Uitspraak
9 februari 1996.
Hoge Raad
In deze zaak, die op 9 februari 1996 door de Hoge Raad is behandeld, gaat het om een geschil tussen Arsenal Marine S.A. en Laskaridis Shipping LTD. enerzijds en de Unie van redding- en sleepdienst N.V. anderzijds. Arsenal is eigenaar van het zeeschip FRIO ALASKA, dat in december 1991 met een lading vlees vanuit Vlissingen vertrok. Door technische problemen met de turbocharger moest het schip terugkeren naar Vlissingen, waar het aan de grond raakte. De Unie, die hulp verleende, vorderde een hulploon van ƒ 150.000,--, terwijl Arsenal c.s. betwistten dat er sprake was van gevaar en slechts een vergoeding voor normale sleepbootassistentie verschuldigd waren.

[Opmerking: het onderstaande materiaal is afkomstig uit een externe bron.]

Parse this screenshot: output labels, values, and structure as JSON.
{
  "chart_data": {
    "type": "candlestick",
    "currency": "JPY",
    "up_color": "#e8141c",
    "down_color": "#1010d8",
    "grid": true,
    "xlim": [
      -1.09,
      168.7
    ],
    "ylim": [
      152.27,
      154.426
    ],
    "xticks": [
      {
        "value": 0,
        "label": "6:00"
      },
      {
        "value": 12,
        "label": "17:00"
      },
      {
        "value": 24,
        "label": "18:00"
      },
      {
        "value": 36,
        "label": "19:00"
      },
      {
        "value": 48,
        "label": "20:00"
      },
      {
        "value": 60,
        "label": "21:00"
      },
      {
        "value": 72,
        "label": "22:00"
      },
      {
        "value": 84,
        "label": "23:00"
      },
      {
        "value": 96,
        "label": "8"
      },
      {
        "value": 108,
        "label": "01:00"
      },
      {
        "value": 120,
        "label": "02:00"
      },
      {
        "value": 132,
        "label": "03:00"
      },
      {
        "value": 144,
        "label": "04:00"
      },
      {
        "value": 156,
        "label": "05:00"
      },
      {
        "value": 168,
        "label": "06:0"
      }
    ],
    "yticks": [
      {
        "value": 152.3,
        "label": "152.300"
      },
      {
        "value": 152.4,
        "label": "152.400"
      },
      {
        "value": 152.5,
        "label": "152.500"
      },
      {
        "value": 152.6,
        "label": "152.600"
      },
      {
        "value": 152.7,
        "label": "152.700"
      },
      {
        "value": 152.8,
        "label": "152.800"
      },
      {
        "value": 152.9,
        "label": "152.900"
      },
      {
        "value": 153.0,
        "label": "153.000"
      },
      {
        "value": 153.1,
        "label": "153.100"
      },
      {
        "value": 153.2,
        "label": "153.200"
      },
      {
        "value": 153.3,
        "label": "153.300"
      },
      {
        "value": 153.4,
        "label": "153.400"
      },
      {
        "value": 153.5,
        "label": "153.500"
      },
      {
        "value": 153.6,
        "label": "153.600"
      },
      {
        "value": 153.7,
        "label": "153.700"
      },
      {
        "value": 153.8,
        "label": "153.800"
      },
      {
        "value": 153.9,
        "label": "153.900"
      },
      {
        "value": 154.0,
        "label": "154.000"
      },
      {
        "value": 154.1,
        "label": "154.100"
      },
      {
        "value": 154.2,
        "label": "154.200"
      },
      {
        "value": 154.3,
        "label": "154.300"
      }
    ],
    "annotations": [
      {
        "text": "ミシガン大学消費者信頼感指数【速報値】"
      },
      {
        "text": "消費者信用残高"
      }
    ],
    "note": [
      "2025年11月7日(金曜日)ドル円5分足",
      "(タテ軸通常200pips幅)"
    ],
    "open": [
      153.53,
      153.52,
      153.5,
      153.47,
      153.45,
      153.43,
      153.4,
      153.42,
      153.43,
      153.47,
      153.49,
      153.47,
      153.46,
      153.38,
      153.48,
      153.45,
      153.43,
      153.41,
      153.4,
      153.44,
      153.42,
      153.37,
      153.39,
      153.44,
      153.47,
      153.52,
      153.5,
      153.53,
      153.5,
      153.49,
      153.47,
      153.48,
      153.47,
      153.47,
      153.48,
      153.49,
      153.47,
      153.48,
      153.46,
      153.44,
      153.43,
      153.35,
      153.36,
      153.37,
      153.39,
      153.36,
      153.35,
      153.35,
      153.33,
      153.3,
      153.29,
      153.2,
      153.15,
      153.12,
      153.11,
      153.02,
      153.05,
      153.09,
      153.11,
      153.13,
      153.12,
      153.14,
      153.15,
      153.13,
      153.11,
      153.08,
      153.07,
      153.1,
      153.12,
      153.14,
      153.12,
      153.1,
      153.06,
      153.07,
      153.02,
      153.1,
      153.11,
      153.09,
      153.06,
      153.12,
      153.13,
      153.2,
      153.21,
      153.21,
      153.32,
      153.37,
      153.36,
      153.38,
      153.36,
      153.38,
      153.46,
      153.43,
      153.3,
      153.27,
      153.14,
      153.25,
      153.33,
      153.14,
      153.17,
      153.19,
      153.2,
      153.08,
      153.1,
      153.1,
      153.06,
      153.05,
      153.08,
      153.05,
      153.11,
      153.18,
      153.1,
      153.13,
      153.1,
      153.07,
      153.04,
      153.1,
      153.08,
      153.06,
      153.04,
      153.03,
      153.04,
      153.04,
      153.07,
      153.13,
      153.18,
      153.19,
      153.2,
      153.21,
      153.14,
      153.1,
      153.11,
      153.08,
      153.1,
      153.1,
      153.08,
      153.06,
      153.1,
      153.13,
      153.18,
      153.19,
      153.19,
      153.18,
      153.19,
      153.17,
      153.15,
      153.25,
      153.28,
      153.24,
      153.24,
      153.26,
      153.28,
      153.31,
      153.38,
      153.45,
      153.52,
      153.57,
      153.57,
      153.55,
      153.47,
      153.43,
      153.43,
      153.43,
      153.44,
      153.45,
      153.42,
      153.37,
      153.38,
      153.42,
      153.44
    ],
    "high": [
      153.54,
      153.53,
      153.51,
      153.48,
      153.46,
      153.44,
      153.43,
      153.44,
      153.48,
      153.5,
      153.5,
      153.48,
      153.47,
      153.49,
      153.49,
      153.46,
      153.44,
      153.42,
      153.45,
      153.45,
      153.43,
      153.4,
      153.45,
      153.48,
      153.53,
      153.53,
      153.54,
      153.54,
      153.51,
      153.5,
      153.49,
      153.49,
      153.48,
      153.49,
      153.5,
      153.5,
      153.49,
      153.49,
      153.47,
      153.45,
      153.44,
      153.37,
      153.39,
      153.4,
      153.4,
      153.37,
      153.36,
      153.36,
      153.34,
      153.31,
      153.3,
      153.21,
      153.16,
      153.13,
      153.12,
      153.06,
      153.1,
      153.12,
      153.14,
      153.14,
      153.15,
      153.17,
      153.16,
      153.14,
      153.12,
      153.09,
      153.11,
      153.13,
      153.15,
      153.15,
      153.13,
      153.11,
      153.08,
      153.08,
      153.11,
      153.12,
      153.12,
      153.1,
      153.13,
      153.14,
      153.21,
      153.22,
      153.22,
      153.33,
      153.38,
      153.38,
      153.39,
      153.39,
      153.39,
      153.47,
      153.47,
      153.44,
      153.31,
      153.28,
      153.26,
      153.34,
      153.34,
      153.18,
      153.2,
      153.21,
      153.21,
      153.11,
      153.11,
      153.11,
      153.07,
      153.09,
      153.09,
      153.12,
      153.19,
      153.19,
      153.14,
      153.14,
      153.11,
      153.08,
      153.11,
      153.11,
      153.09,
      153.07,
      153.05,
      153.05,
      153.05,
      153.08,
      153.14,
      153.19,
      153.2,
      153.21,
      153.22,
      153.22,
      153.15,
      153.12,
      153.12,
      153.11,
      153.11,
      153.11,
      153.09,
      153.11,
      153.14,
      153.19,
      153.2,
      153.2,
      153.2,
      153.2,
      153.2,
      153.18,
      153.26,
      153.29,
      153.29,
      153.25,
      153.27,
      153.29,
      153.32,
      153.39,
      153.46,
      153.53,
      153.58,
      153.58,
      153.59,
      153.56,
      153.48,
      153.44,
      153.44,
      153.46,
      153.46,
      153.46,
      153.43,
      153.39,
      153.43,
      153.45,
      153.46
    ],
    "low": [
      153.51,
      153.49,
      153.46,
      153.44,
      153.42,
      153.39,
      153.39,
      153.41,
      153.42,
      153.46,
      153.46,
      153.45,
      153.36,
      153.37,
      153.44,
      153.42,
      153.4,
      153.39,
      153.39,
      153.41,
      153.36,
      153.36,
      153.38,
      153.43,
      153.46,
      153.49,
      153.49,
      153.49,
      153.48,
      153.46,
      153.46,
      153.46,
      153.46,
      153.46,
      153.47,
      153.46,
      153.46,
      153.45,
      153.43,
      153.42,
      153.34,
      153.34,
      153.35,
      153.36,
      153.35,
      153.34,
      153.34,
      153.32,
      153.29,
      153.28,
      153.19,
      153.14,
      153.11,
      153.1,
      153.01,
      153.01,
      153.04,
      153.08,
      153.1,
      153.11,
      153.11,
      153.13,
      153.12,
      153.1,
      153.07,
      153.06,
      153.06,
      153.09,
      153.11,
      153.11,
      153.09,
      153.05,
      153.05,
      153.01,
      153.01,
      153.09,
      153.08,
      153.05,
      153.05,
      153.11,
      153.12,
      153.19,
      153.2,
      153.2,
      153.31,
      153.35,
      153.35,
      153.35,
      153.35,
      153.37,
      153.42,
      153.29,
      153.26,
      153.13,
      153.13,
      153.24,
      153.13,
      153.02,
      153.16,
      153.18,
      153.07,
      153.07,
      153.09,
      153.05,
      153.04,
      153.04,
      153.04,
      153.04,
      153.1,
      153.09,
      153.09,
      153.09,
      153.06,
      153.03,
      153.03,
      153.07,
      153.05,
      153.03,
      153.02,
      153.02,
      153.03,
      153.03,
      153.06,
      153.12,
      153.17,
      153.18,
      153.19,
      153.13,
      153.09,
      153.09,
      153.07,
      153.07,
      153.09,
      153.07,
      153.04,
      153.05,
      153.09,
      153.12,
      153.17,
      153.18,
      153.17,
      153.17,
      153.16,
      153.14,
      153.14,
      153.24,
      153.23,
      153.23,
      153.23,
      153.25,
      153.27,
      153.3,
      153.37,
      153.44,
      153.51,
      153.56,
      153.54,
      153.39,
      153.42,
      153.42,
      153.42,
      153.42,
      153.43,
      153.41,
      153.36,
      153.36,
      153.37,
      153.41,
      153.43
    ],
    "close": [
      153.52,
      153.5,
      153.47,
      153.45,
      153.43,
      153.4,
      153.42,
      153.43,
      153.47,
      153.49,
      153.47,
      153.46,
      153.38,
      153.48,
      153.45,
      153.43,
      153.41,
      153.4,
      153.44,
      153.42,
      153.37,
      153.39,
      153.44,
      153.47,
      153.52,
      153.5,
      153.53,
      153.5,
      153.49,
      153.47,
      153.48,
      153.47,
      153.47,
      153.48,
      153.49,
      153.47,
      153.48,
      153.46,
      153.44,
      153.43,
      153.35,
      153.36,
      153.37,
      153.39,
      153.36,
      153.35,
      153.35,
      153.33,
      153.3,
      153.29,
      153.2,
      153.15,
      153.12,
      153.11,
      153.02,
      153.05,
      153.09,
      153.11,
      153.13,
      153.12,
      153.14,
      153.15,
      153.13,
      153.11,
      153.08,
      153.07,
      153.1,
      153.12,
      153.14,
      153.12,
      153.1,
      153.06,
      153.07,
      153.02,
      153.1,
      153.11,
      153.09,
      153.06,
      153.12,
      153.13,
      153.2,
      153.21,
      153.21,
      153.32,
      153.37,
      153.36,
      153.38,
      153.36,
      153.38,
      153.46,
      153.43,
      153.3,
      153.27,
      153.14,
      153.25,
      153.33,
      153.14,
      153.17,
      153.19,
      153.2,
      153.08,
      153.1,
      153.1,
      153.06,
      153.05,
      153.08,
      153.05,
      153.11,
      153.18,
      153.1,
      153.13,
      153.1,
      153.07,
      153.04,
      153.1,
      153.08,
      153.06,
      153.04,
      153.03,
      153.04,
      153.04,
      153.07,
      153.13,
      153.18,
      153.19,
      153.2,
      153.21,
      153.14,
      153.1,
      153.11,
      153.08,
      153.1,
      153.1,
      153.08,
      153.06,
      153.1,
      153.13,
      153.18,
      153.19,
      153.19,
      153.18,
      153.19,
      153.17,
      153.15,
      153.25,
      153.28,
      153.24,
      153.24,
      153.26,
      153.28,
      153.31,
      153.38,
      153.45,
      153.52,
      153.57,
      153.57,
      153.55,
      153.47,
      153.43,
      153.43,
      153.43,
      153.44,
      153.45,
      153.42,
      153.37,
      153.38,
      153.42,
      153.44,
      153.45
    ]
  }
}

De Rechtbank te Middelburg oordeelde dat de FRIO ALASKA niet in gevaar verkeerde en kende de Unie een vergoeding van ƒ 7.500,-- toe. In hoger beroep oordeelde het Gerechtshof te 's-Gravenhage echter dat er wel degelijk sprake was van enig gevaar en kende het de Unie een hulploon van ƒ 18.000,-- toe. Arsenal c.s. gingen in cassatie, waarbij zij stelden dat het Hof had miskend dat voor het bestaan van gevaar vereist is dat het schip niet op eigen kracht uit de situatie kan komen.
De Hoge Raad oordeelde dat het Hof terecht had geoordeeld dat de FRIO ALASKA het dreigend onheil niet op eigen kracht had kunnen afwenden. De Hoge Raad verwierp het cassatieberoep en bevestigde de beslissing van het Hof, waarbij het belang van de veiligheid van de scheepvaart en de rol van hulploon in het zeerecht werden benadrukt. De kosten van het geding in cassatie werden voor Arsenal c.s. vastgesteld op ƒ 4.957,20 aan verschotten en ƒ 3.000,-- voor salaris.